James nodded toward the training grounds, toward the dirt still scattered from their earlier sparring. “You think you’d be able to take on half your men at once if you were born from some weak omega? No, son. You’re one of the youngest Alphas in the nation — and the most feared. The most respected. That’s not fate.” He paused, eyes gleaming with cold pride. “That’s blood.”

He turned his gaze back to Julian, sharp and unyielding. “Imagine if our ancestors had followed their fated whims instead of using reason. Chosen their so-called destined mates who were low-ranked, fragile and unremarkable. Our pack wouldn’t have the power it does now. It would have fallen apart long before you were born.”

Julian said nothing at first. His father’s words hung heavy between them, wrapping around him like iron chains.

He knew James believed every word — that strength came from breeding, not bonds; that power was something constructed, not destined. It was how he’d been raised, what had been drilled into him from the moment he could walk and command a room.
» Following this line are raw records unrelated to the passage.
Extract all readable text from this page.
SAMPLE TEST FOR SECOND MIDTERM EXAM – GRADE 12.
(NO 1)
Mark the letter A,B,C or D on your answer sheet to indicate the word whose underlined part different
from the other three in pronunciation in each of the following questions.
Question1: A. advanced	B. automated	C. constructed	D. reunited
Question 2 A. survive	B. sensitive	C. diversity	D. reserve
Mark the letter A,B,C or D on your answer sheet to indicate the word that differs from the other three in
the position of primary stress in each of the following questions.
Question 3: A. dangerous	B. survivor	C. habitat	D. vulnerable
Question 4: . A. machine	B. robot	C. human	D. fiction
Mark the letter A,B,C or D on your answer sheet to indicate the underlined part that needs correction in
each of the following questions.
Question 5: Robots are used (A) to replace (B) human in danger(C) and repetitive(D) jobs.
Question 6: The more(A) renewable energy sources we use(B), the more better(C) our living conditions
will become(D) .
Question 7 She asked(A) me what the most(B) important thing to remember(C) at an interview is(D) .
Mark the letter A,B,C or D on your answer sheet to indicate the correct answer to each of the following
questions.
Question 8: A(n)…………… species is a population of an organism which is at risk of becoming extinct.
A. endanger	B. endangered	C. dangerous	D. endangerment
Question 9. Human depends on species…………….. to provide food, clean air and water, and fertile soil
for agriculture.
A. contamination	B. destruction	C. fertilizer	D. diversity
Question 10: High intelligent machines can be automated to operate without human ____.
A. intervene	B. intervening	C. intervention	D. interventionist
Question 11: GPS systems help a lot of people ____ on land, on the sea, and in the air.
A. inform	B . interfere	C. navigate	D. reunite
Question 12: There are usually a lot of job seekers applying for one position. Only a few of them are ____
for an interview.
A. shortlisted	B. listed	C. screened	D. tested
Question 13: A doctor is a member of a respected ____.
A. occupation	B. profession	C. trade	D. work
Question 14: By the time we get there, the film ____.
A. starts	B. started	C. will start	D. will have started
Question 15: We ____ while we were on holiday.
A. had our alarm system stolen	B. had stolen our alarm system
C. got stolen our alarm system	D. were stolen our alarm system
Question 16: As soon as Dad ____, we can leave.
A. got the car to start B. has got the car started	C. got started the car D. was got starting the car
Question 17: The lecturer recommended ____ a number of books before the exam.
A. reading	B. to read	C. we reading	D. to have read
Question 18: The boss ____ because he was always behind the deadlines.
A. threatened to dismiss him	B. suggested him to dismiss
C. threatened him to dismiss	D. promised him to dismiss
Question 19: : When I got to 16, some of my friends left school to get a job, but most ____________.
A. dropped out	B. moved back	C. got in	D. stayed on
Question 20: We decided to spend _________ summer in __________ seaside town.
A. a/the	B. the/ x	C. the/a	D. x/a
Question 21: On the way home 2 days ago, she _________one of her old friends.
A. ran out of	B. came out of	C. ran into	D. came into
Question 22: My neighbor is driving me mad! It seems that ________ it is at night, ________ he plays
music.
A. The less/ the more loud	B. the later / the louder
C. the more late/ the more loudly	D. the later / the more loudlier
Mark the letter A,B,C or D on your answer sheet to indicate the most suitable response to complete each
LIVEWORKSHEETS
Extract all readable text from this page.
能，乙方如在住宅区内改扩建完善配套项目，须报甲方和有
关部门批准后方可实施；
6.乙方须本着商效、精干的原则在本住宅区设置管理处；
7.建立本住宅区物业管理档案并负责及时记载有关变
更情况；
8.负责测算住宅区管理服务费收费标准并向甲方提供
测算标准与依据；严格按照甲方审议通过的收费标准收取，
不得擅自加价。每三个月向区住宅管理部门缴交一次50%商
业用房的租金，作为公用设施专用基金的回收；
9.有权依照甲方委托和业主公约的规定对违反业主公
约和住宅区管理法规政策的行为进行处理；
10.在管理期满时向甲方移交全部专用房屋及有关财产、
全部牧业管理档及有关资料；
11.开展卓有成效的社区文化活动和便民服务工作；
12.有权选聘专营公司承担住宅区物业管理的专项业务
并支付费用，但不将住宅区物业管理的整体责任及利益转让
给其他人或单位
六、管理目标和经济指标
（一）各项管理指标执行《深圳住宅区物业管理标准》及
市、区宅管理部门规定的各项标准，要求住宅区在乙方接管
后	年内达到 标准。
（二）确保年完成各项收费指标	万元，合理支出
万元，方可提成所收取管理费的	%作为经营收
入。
And maybe his father was right. The pack was strong. Feared. Respected. His bloodline had never faltered, never weakened.

Julian’s gaze drifted across the training field — to the rows of men who would follow him without question, to the land that thrived under his rule. This was what legacy built. What calculated mating and sacrifice had created.

“Of course,” Julian said at last, his voice even. “You’re right.”

James’s expression softened just slightly — approval gleaming in his eyes as he gave a satisfied nod. “Good. I knew you’d understand.”

Julian returned the nod, but his chest felt tight. The words echoed in his mind like a mantra he no longer believed in.

He turned his gaze toward the horizon, the fading light bleeding gold across the trees — and for the briefest moment, the image of a woman with gray eyes flickered there instead.

A woman who had no rank. No wolf. No bloodline worth boasting of.

And yet, somehow, she’d made him question everything.